Empirical Testing

You have collected loads of data in your testing. You can see that some versions of the program took more time to run and others took less. The question you are left with is, "Did one version of the program take significantly more or less time than another?"

This is not an arbitrary assignment of significance, such as "Your thirtieth birthday is a significant event in your life." Rather, this is a question of statistical significance: "Is this result likely to be due to something other than mere chance?"

In science, we can never be absolutely sure that what we are observing is something other than mere chance but we can be more or less confident. In fact, we can choose what confidence level we want to have for a result. Typically, we choose the 95% confidence level, which is to say that there is a 5% probability that chance alone could have given us the results we see when we choose to call a result significant.

(Note that this is why we so often hear in the popular media that some study has shown something or other causes some medical problem, only to have another study come along later that reportedly shows that there is no connection between the purported cause and the problem. All the scientists involved -- including the authors of both studies -- realize that what they are reporting are likelihoods and might be wrong.

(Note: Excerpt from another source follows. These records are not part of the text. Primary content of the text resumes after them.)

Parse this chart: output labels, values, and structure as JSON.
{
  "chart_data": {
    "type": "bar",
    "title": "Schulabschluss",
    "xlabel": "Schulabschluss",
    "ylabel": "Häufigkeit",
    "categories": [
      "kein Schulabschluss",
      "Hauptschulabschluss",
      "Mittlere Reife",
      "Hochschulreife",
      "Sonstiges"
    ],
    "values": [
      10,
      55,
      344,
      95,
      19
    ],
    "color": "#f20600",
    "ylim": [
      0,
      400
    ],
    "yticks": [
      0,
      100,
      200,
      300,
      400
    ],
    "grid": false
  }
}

However, either because the reporters are trying to "dumb down" the reports for their readers or because the reporters themselves don't understand science, the details about confidence levels and probabilities are left out.)

There are numerous ways to compare samples for statistical significance. The best way to do it for a given study depends on many factors relating to the size of the samples and what is known about them. Rather than turning this class into a statistics or empirical methods course, I'll simply direct you to an appropriate test for this assignment -- the t-test.

You will use the t-test for testing all of your empirical results against the predictions that you made. However, to make sure you aren't just plugging in numbers and getting results that you don't understand at all, I'm going to leave the following choices up to you: Paired or unpaired. One-tailed or two-tailed.

For each computation that you do, you should choose which of those options to use and include in your write-up your reason for that choice. This will probably require you to do a little research in order for you to understand the t-test, unless you are already familiar with the test, of course.

Besides books, there are plenty of web sites out there that explain t-tests. There are also web sites with free access to t-test calculators. You can also use tools such as matlab on the CS UNIX machines for t-test calculations.